A continuum viscoelastic model of Timoshenko NSGT nanobeams

Developed and solved in this article, for the first time, is a coupled continuum viscoelastic model for Timoshenko nonlocal strain gradient theory (NSGT)-based nanobeams; this is performed using a finite difference analysis (FDA). The viscosity of infinitesimal elements of the Timoshenko NSGT nanobeams is incorporated via the Kelvin-Voigt scheme (as a two-parameter rheological scheme) for both the transverse/longitudinal/rotational motions. The NSGT for the normal/shear stress fields is used for ultrasmall size influences on the continuum model. Rotary inertia is automatically present due to the Timoshenko-type rotation. The viscosity in the Timoshenko NSGT nanobeam is responsible for energy dissipation formulated via negative work. Hamilton's balance scheme is utilised and resulted in the coupled continuum viscoelastic dynamic model for Timoshenko NSGT nanobeams, which is solved via a FDA for nonlinear mechanics.
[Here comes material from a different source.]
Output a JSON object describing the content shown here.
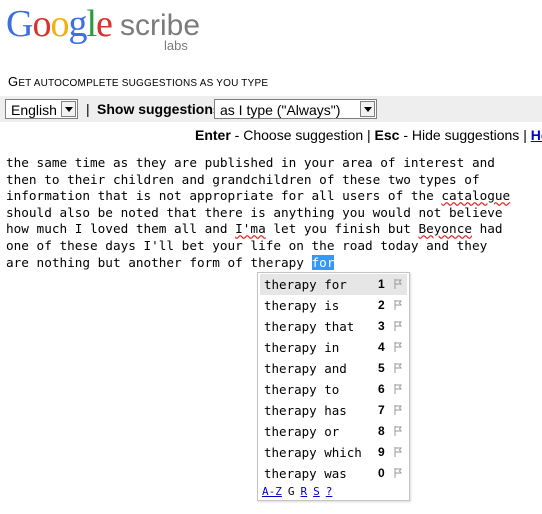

A nonlinear bending test is conducted via development of a finite element method model in the absence of the NSGT.

Automated summary

In this article, a coupled continuum viscoelastic model for Timoshenko nonlocal strain gradient theory-based nanobeams is developed and solved using a finite difference analysis. The model incorporates the viscosity of the nanobeams and considers the ultrasmall size influences and rotary inertia. The energy dissipation is formulated via negative work and the coupled continuum viscoelastic dynamic model is solved using a finite difference analysis for nonlinear mechanics.